Resampler¶
- 
class gtda.time_series.Resampler(period=2)[source]¶
- Time series resampling at regular intervals. - Parameters
- period (int, default: - 2) – The sampling period, i.e. one point every period will be kept.
 - Examples - >>> import numpy as np >>> from gtda.time_series import Resampler >>> # Create a noisy signal >>> signal = np.asarray([np.sin(x /40) + np.random.random() ... for x in range(0, 300)]) >>> # Set up the Resampler >>> period = 10 >>> periodic_sampler = Resampler(period=period) >>> # Fit and transform the signal >>> signal_resampled = periodic_sampler.fit_transform(signal) >>> print(signal_resampled.shape) (30,) - 
fit(X, y=None)[source]¶
- Do nothing and return the estimator unchanged. - This method is here to implement the usual scikit-learn API and hence work in pipelines. - Parameters
- X (ndarray of shape (n_samples,) or (n_samples, ..)) – Input data. 
- y (None) – Ignored. 
 
- Returns
- self 
- Return type
- object 
 
 - 
fit_transform(X, y=None, **fit_params)¶
- Fit to data, then transform it. - Fits transformer to X and y with optional parameters fit_params and returns a transformed version of X. - Parameters
- X (ndarray of shape (n_samples,) or (n_samples, ..)) – Input data. 
- y (None) – Ignored. 
 
- Returns
- Xt – Resampled array. - n_samples_new = n_samples // period.
- Return type
- ndarray of shape (n_samples_new, ..) 
 
 - 
fit_transform_resample(X, y, **fit_params)¶
- Fit to data, then transform the input and resample the target. Fits transformer to X and y with optional parameters fit_params and returns a transformed version of X ans a resampled version of y. - Parameters
- X (ndarray of shape (n_samples, ..)) – Input data. 

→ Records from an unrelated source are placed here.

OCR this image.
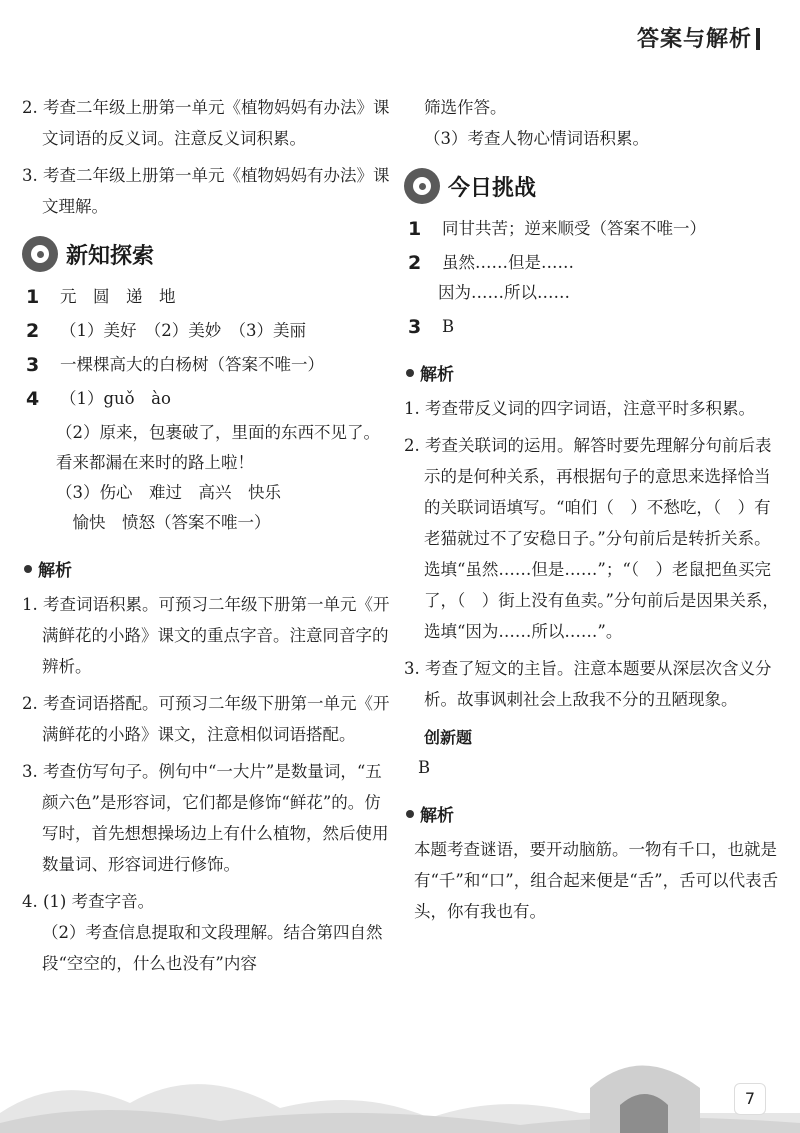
答案与解析

2. 考查二年级上册第一单元《植物妈妈有办法》课文词语的反义词。注意反义词积累。

3. 考查二年级上册第一单元《植物妈妈有办法》课文理解。

新知探索
1	元　圆　递　地
2	（1）美好　（2）美妙　（3）美丽
3	一棵棵高大的白杨树（答案不唯一）
4	（1）guǒ　ào
（2）原来，包裹破了，里面的东西不见了。看来都漏在来时的路上啦！
（3）伤心　难过　高兴　快乐
　愉快　愤怒（答案不唯一）
解析

1. 考查词语积累。可预习二年级下册第一单元《开满鲜花的小路》课文的重点字音。注意同音字的辨析。

2. 考查词语搭配。可预习二年级下册第一单元《开满鲜花的小路》课文，注意相似词语搭配。

3. 考查仿写句子。例句中“一大片”是数量词，“五颜六色”是形容词，它们都是修饰“鲜花”的。仿写时，首先想想操场边上有什么植物，然后使用数量词、形容词进行修饰。

4. (1) 考查字音。

（2）考查信息提取和文段理解。结合第四自然段“空空的，什么也没有”内容

筛选作答。

（3）考查人物心情词语积累。

今日挑战
1	同甘共苦；逆来顺受（答案不唯一）
2	虽然……但是……
因为……所以……
3	B
解析

1. 考查带反义词的四字词语，注意平时多积累。

2. 考查关联词的运用。解答时要先理解分句前后表示的是何种关系，再根据句子的意思来选择恰当的关联词语填写。“咱们（　）不愁吃，（　）有老猫就过不了安稳日子。”分句前后是转折关系。选填“虽然……但是……”；“（　）老鼠把鱼买完了，（　）街上没有鱼卖。”分句前后是因果关系，选填“因为……所以……”。

3. 考查了短文的主旨。注意本题要从深层次含义分析。故事讽刺社会上敌我不分的丑陋现象。

创新题
B
解析

本题考查谜语，要开动脑筋。一物有千口，也就是有“千”和“口”，组合起来便是“舌”，舌可以代表舌头，你有我也有。

7
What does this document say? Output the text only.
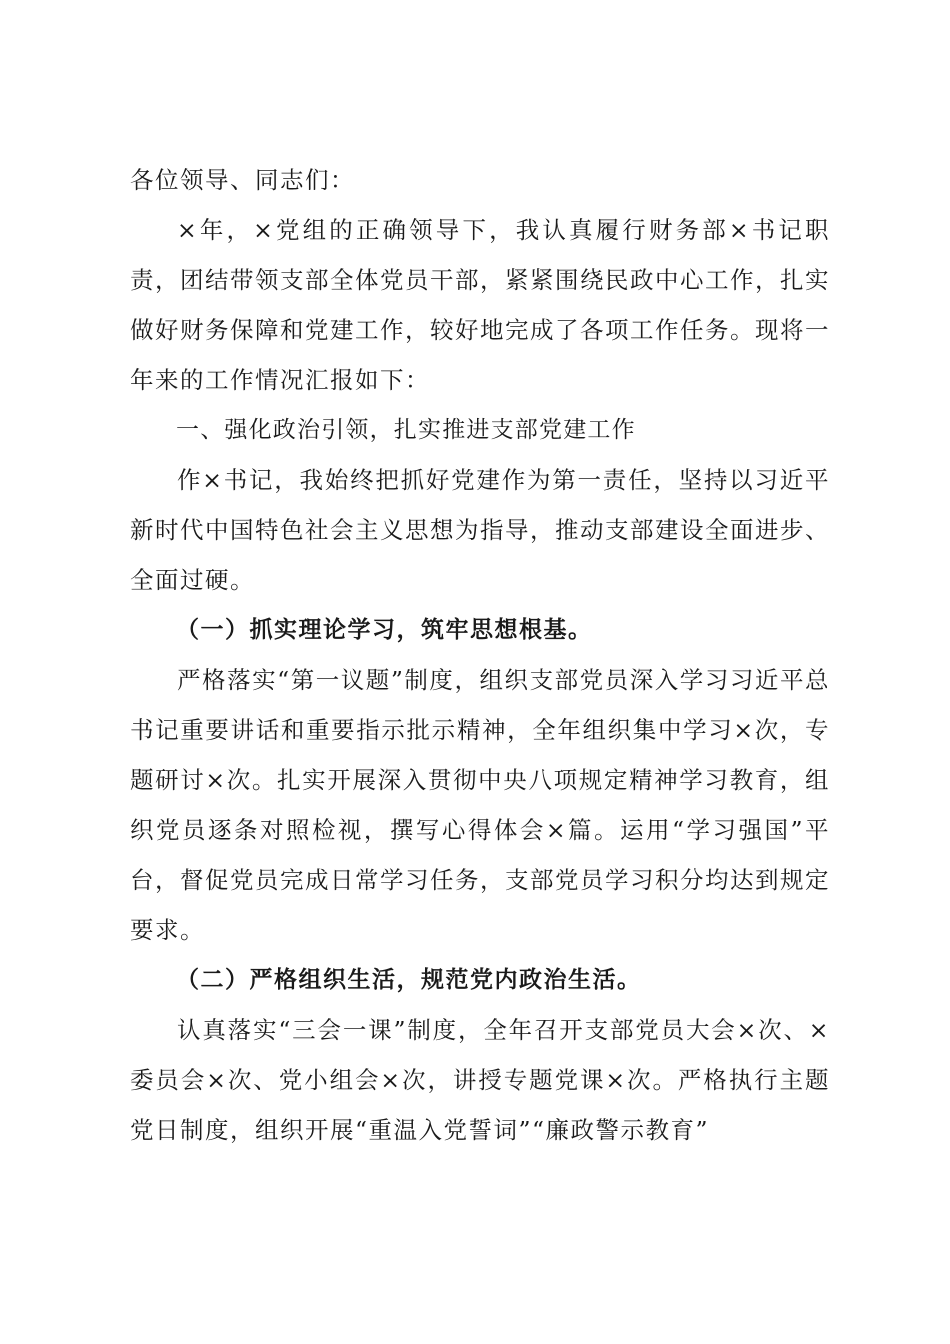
各位领导、同志们：

×年，×党组的正确领导下，我认真履行财务部×书记职责，团结带领支部全体党员干部，紧紧围绕民政中心工作，扎实做好财务保障和党建工作，较好地完成了各项工作任务。现将一年来的工作情况汇报如下：

一、强化政治引领，扎实推进支部党建工作

作×书记，我始终把抓好党建作为第一责任，坚持以习近平新时代中国特色社会主义思想为指导，推动支部建设全面进步、全面过硬。

（一）抓实理论学习，筑牢思想根基。

严格落实“第一议题”制度，组织支部党员深入学习习近平总书记重要讲话和重要指示批示精神，全年组织集中学习×次，专题研讨×次。扎实开展深入贯彻中央八项规定精神学习教育，组织党员逐条对照检视，撰写心得体会×篇。运用“学习强国”平台，督促党员完成日常学习任务，支部党员学习积分均达到规定要求。

（二）严格组织生活，规范党内政治生活。

认真落实“三会一课”制度，全年召开支部党员大会×次、×委员会×次、党小组会×次，讲授专题党课×次。严格执行主题党日制度，组织开展“重温入党誓词”“廉政警示教育”
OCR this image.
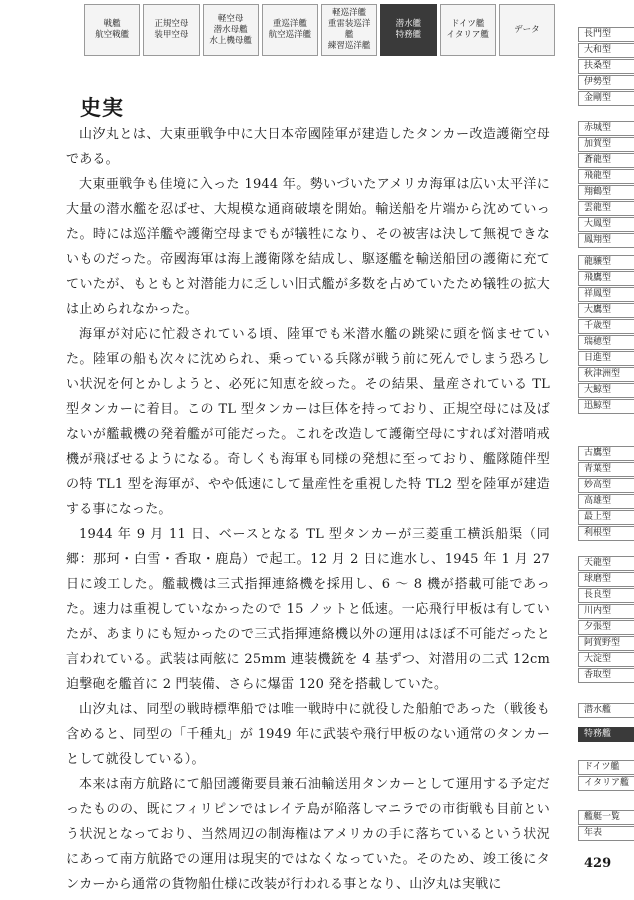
戦艦
航空戦艦
正規空母
装甲空母
軽空母
潜水母艦
水上機母艦
重巡洋艦
航空巡洋艦
軽巡洋艦
重雷装巡洋艦
練習巡洋艦
潜水艦
特務艦
ドイツ艦
イタリア艦
データ
史実

山汐丸とは、大東亜戦争中に大日本帝國陸軍が建造したタンカー改造護衛空母である。

大東亜戦争も佳境に入った 1944 年。勢いづいたアメリカ海軍は広い太平洋に大量の潜水艦を忍ばせ、大規模な通商破壊を開始。輸送船を片端から沈めていった。時には巡洋艦や護衛空母までもが犠牲になり、その被害は決して無視できないものだった。帝國海軍は海上護衛隊を結成し、駆逐艦を輸送船団の護衛に充てていたが、もともと対潜能力に乏しい旧式艦が多数を占めていたため犠牲の拡大は止められなかった。

海軍が対応に忙殺されている頃、陸軍でも米潜水艦の跳梁に頭を悩ませていた。陸軍の船も次々に沈められ、乗っている兵隊が戦う前に死んでしまう恐ろしい状況を何とかしようと、必死に知恵を絞った。その結果、量産されている TL 型タンカーに着目。この TL 型タンカーは巨体を持っており、正規空母には及ばないが艦載機の発着艦が可能だった。これを改造して護衛空母にすれば対潜哨戒機が飛ばせるようになる。奇しくも海軍も同様の発想に至っており、艦隊随伴型の特 TL1 型を海軍が、やや低速にして量産性を重視した特 TL2 型を陸軍が建造する事になった。

1944 年 9 月 11 日、ベースとなる TL 型タンカーが三菱重工横浜船渠（同郷：那珂・白雪・香取・鹿島）で起工。12 月 2 日に進水し、1945 年 1 月 27 日に竣工した。艦載機は三式指揮連絡機を採用し、6 ～ 8 機が搭載可能であった。速力は重視していなかったので 15 ノットと低速。一応飛行甲板は有していたが、あまりにも短かったので三式指揮連絡機以外の運用はほぼ不可能だったと言われている。武装は両舷に 25mm 連装機銃を 4 基ずつ、対潜用の二式 12cm 迫撃砲を艦首に 2 門装備、さらに爆雷 120 発を搭載していた。

山汐丸は、同型の戦時標準船では唯一戦時中に就役した船舶であった（戦後も含めると、同型の「千種丸」が 1949 年に武装や飛行甲板のない通常のタンカーとして就役している）。

本来は南方航路にて船団護衛要員兼石油輸送用タンカーとして運用する予定だったものの、既にフィリピンではレイテ島が陥落しマニラでの市街戦も目前という状況となっており、当然周辺の制海権はアメリカの手に落ちているという状況にあって南方航路での運用は現実的ではなくなっていた。そのため、竣工後にタンカーから通常の貨物船仕様に改装が行われる事となり、山汐丸は実戦に

長門型
大和型
扶桑型
伊勢型
金剛型
赤城型
加賀型
蒼龍型
飛龍型
翔鶴型
雲龍型
大鳳型
鳳翔型
龍驤型
飛鷹型
祥鳳型
大鷹型
千歳型
瑞穂型
日進型
秋津洲型
大鯨型
迅鯨型
古鷹型
青葉型
妙高型
高雄型
最上型
利根型
天龍型
球磨型
長良型
川内型
夕張型
阿賀野型
大淀型
香取型
潜水艦
特務艦
ドイツ艦
イタリア艦
艦艇一覧
年表
429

- y (ndarray of shape (n_samples,)) – Target data. 
 
- Returns
- Xt (ndarray of shape (n_samples, …)) – Transformed input. 
- yr (ndarray of shape (n_samples, …)) – Resampled target. 
 
 
 - 
get_params(deep=True)¶
- Get parameters for this estimator. - Parameters
- deep (bool, default=True) – If True, will return the parameters for this estimator and contained subobjects that are estimators. 
- Returns
- params – Parameter names mapped to their values. 
- Return type
- mapping of string to any 
 
 - 
resample(y, X=None)[source]¶
- Resample y. - Parameters
- y (ndarray of shape (n_samples,)) – Target. 
- X (None) – There is no need for input data, yet the pipeline API requires this parameter. 
 
- Returns
- yr – Resampled target. - n_samples_new = n_samples // period.
- Return type
- ndarray of shape (n_samples_new,) 
 
 - 
set_params(**params)¶
- Set the parameters of this estimator. - The method works on simple estimators as well as on nested objects (such as pipelines). The latter have parameters of the form - <component>__<parameter>so that it’s possible to update each component of a nested object.- Parameters
- **params (dict) – Estimator parameters. 
- Returns
- self – Estimator instance. 
- Return type
- object 
 
 - 
transform(X, y=None)[source]¶
- Resample X. - Parameters
- X (ndarray of shape (n_samples,) or (n_samples, ..)) – Input data. 
- y (None) – There is no need for a target, yet the pipeline API requires this parameter. 
 
- Returns
- Xt – Resampled array. - n_samples_new = n_samples // period.
- Return type
- ndarray of shape (n_samples_new, ..) 
 
 - 
transform_resample(X, y)¶
- Fit to data, then transform it. - Fits transformer to X and y with optional parameters fit_params and returns a transformed version of X. - Parameters
- X (ndarray of shape (n_samples, ..)) – Input data. 
- y (ndarray of shape (n_samples,)) – Target data. 
 
- Returns
- Xt (ndarray of shape (n_samples, …)) – Transformed input. 
- yr (ndarray of shape (n_samples, …)) – Resampled target.